Confused, Arjuna asks why Krishna seems to advocate the path of knowledge and understanding while pushing Arjuna to do action. Krishna then explains two paths: knowledge (Sankhya or jnana) and action (karma). Some people are suited to the first path, and others to the second. Krishna proposes that right action is another form of worship and that only by doing necessary and right action can the Self find freedom. Right action from "great men" also sets a standard for ordinary people to follow. Krishna notes that he himself engages in action despite needing or desiring nothing. If he were to stop, humankind would follow his example and fall into the trap of inaction. Krishna also encourages Arjuna to take the egocentric I out of his actions and avoid the trap of thinking "I am the doer" of any action. Instead, Arjuna should understand that action is simply the gunas acting upon the gunas. Krishna insists that "it is better to do your own duty / badly, than to perfectly do / another's."

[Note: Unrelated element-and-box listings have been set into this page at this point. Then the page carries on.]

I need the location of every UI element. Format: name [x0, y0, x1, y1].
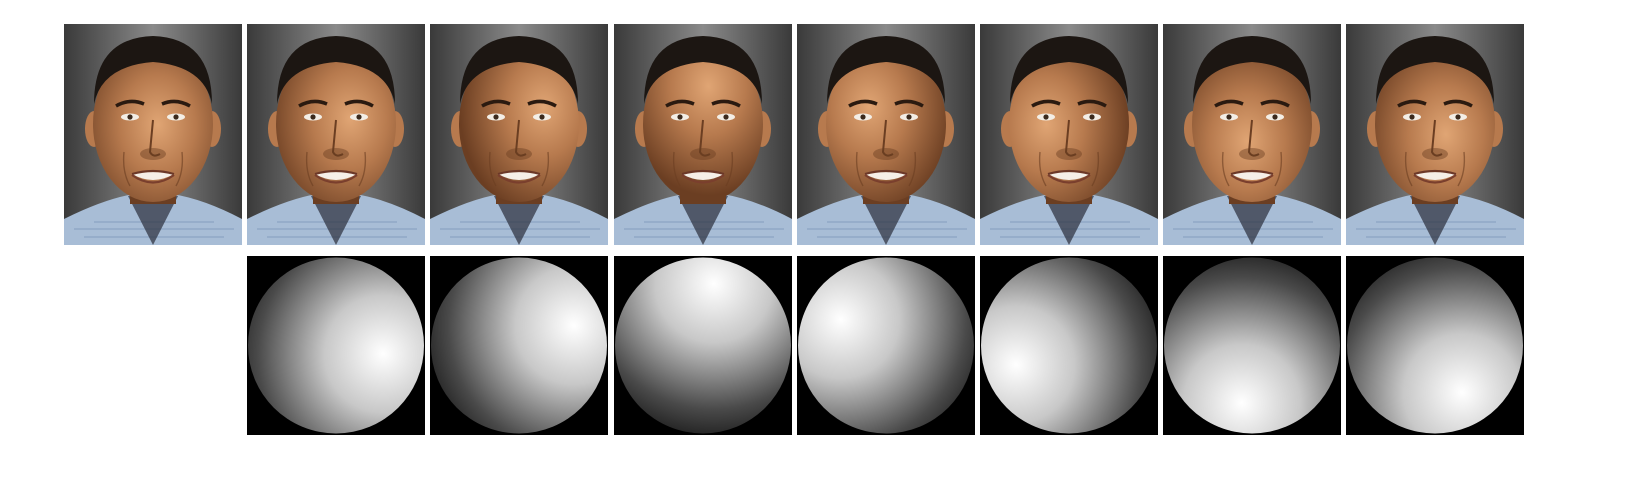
relit-face-photo — [797, 24, 975, 245]
lighting-sphere-icon — [1346, 256, 1524, 435]
relit-face-photo — [430, 24, 608, 245]
lighting-sphere-icon — [1163, 256, 1341, 435]
relit-face-photo — [1163, 24, 1341, 245]
relit-face-photo — [614, 24, 792, 245]
lighting-sphere-icon — [797, 256, 975, 435]
lighting-sphere-icon — [430, 256, 608, 435]
lighting-sphere-icon — [980, 256, 1158, 435]
lighting-sphere-icon — [614, 256, 792, 435]
relit-face-photo — [247, 24, 425, 245]
lighting-sphere-icon — [247, 256, 425, 435]
relit-face-photo — [1346, 24, 1524, 245]
relit-face-photo — [980, 24, 1158, 245]
input-face-photo — [64, 24, 242, 245]
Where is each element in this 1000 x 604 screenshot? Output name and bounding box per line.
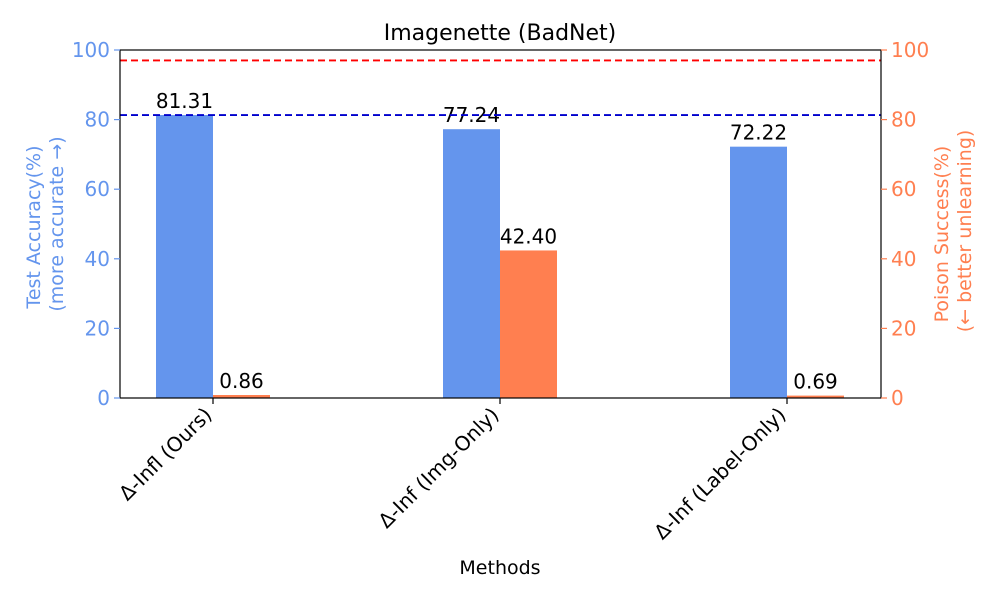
left-tick-label: 60 <box>85 177 110 201</box>
x-axis-label: Methods <box>459 557 540 579</box>
accuracy-value-label-3: 72.22 <box>730 121 787 145</box>
accuracy-bar-3 <box>730 146 787 398</box>
accuracy-bar-2 <box>443 129 500 398</box>
left-y-axis-label: Test Accuracy(%) (more accurate →) <box>23 136 68 311</box>
left-y-axis-label-line-1: Test Accuracy(%) <box>23 145 45 309</box>
right-tick-label: 100 <box>891 38 929 62</box>
x-axis: Δ-Infl (Ours) Δ-Inf (Img-Only) Δ-Inf (Labe… <box>114 398 791 544</box>
left-tick-label: 40 <box>85 247 110 271</box>
right-tick-label: 0 <box>891 386 904 410</box>
x-tick-label-1: Δ-Infl (Ours) <box>114 403 217 506</box>
poison-bar-1 <box>213 395 270 398</box>
left-y-axis-label-line-2: (more accurate →) <box>46 136 68 311</box>
right-tick-label: 60 <box>891 177 916 201</box>
poison-value-label-1: 0.86 <box>219 369 264 393</box>
x-tick-label-3: Δ-Inf (Label-Only) <box>649 403 790 544</box>
poison-bar-2 <box>500 250 557 398</box>
left-tick-label: 20 <box>85 316 110 340</box>
left-tick-label: 100 <box>72 38 110 62</box>
poison-value-label-2: 42.40 <box>500 224 557 248</box>
right-tick-label: 40 <box>891 247 916 271</box>
accuracy-value-label-1: 81.31 <box>156 89 213 113</box>
left-y-axis: 0 20 40 60 80 100 <box>72 38 120 410</box>
accuracy-bar-1 <box>156 115 213 398</box>
left-tick-label: 80 <box>85 108 110 132</box>
chart-title: Imagenette (BadNet) <box>384 21 616 46</box>
right-y-axis: 0 20 40 60 80 100 <box>881 38 929 410</box>
poison-value-label-3: 0.69 <box>793 370 838 394</box>
right-y-axis-label-line-2: (← better unlearning) <box>954 130 976 333</box>
left-tick-label: 0 <box>97 386 110 410</box>
right-tick-label: 80 <box>891 108 916 132</box>
right-y-axis-label: Poison Success(%) (← better unlearning) <box>931 130 976 333</box>
right-y-axis-label-line-1: Poison Success(%) <box>931 146 953 323</box>
right-tick-label: 20 <box>891 316 916 340</box>
x-tick-label-2: Δ-Inf (Img-Only) <box>373 403 503 533</box>
poison-bar-3 <box>787 395 844 398</box>
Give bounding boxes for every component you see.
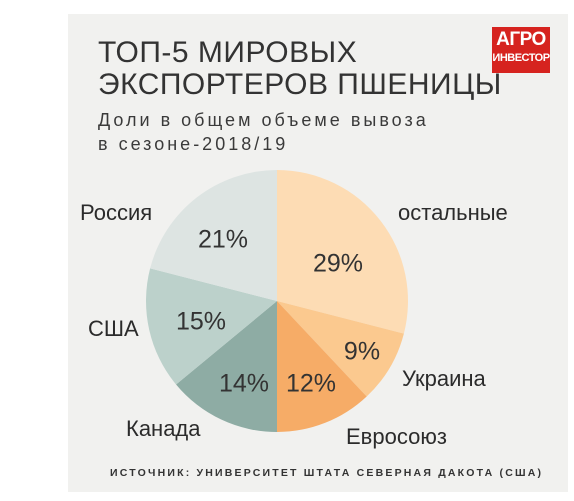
pie-slice-russia	[150, 170, 277, 301]
chart-title-line-2: ЭКСПОРТЕРОВ ПШЕНИЦЫ	[98, 68, 502, 101]
pie-slice-canada	[176, 301, 277, 432]
slice-value-canada: 14%	[218, 369, 270, 398]
chart-subtitle: Доли в общем объеме вывоза в сезоне-2018…	[98, 108, 429, 156]
slice-value-russia: 21%	[197, 225, 249, 254]
pie-slice-ukraine	[277, 301, 404, 397]
slice-label-others: остальные	[398, 200, 508, 225]
slice-label-canada: Канада	[126, 416, 201, 441]
slice-label-eu: Евросоюз	[346, 424, 447, 449]
chart-title-line-1: ТОП-5 МИРОВЫХ	[98, 36, 358, 69]
slice-value-others: 29%	[312, 249, 364, 278]
slice-value-usa: 15%	[175, 307, 227, 336]
chart-subtitle-line-1: Доли в общем объеме вывоза	[98, 110, 429, 130]
slice-label-ukraine: Украина	[402, 366, 486, 391]
source-note: ИСТОЧНИК: УНИВЕРСИТЕТ ШТАТА СЕВЕРНАЯ ДАК…	[110, 467, 544, 479]
slice-value-eu: 12%	[285, 369, 337, 398]
slice-label-usa: США	[88, 316, 139, 341]
slice-label-russia: Россия	[80, 200, 153, 225]
logo-line-2: ИНВЕСТОР	[492, 52, 550, 64]
pie-slice-eu	[277, 301, 367, 432]
slice-value-ukraine: 9%	[343, 337, 381, 366]
agroinvestor-logo: АГРО ИНВЕСТОР	[492, 27, 550, 73]
pie-slice-usa	[146, 268, 277, 385]
logo-line-1: АГРО	[496, 29, 546, 50]
pie-slice-others	[277, 170, 408, 334]
chart-subtitle-line-2: в сезоне-2018/19	[98, 134, 289, 154]
chart-title: ТОП-5 МИРОВЫХ ЭКСПОРТЕРОВ ПШЕНИЦЫ	[98, 37, 502, 101]
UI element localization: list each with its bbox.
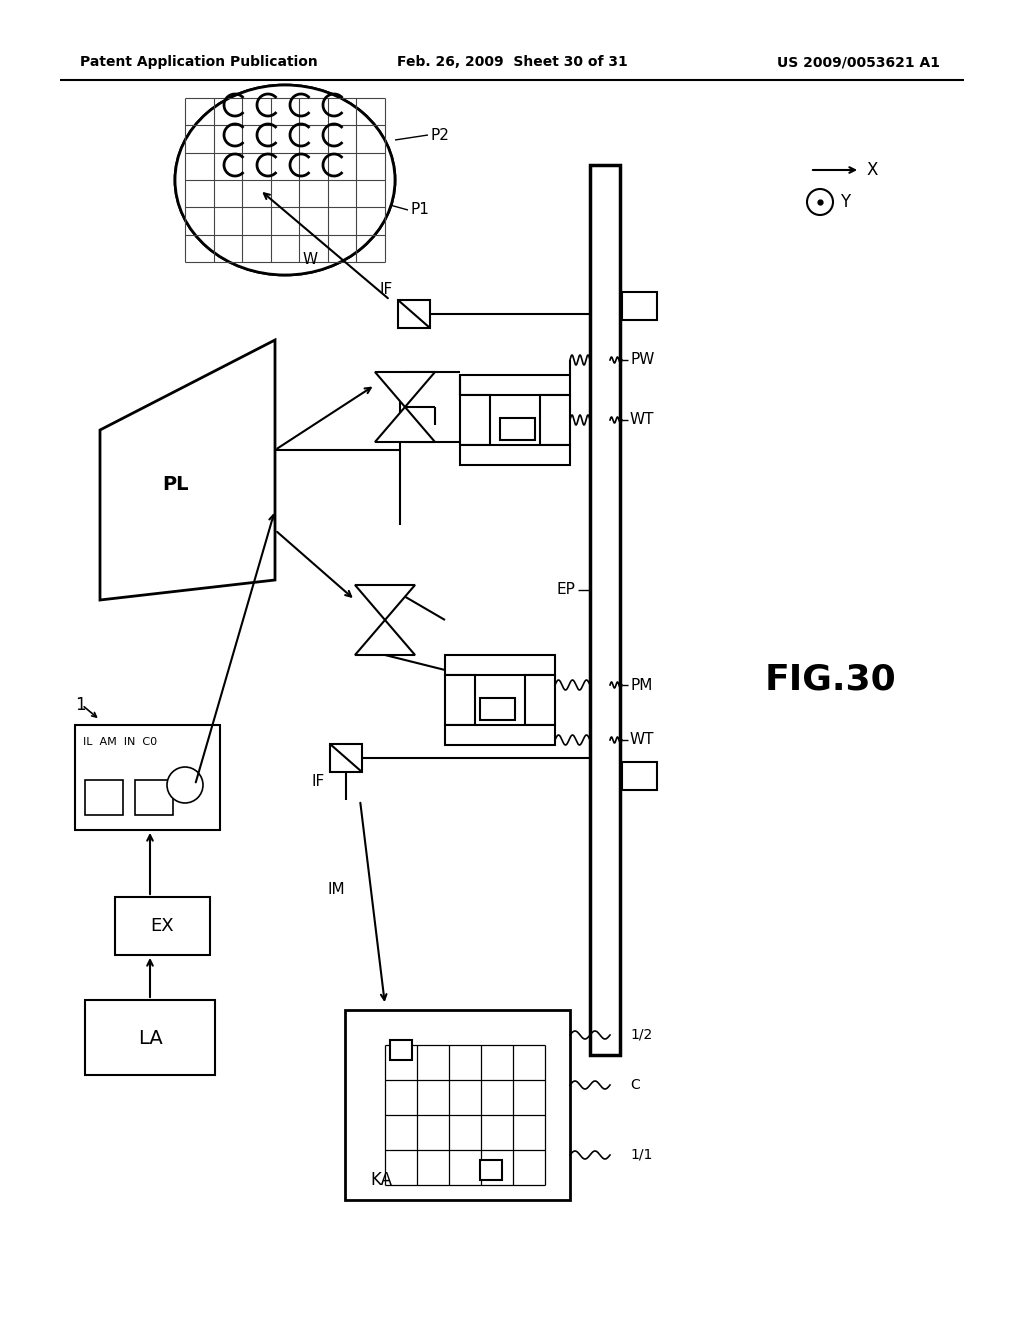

Arjuna then asks Krishna what drives men to evil action. Krishna explains they are driven by the guna called rajas, or the quality that includes passion and violence. The presence of too much of this guna causes people to act out of desire and anger, thus causing evil action. To avoid this, Krishna insists, the mind must be stronger than the senses and understanding of the Self stronger than the mind.


To understand why some people are born to take the path of action while others the path of understanding, it is important to return to the caste system. Arjuna, being of the warrior caste, is suited to the path of action through his birth. Someone of the Brahmin, or priest, caste would likely be suited to the yoga of knowledge and understanding, practiced in meditation and the study of scripture.

Central to Krishna's explanation of action versus inaction or wrong action is the concept of the three gunas. Guna can be translated as "quality" or "trait," and the three gunas are the three primary qualities of all existence. They are sattva: purity and constructiveness; rajas: passion; and tamas: darkness and destruction. An imbalance of these qualities results in an imbalanced world. In the example Krishna uses, a person with too much rajas will be ruled by passion and ego and thus engage in evil or wrong action.

The concept of duty is central to Krishna's discussion and the worldview of the individuals involved. "Duty" is the rough translation of the Sanskrit word dharma, which can be explained as an all-encompassing ideology that includes ritual and moral behavior. As Krishna explains in these verses, neglect of dharma "would have bad social and personal consequences." Arjuna attempts to honor his dharma to the best of his ability. He struggles to understand where his true duty lies and how he can best perform "worship" in this situation. Krishna explains that Arjuna's duty and worship lie in following through on his dharma, which, as a warrior, is to fight the battle in front of him.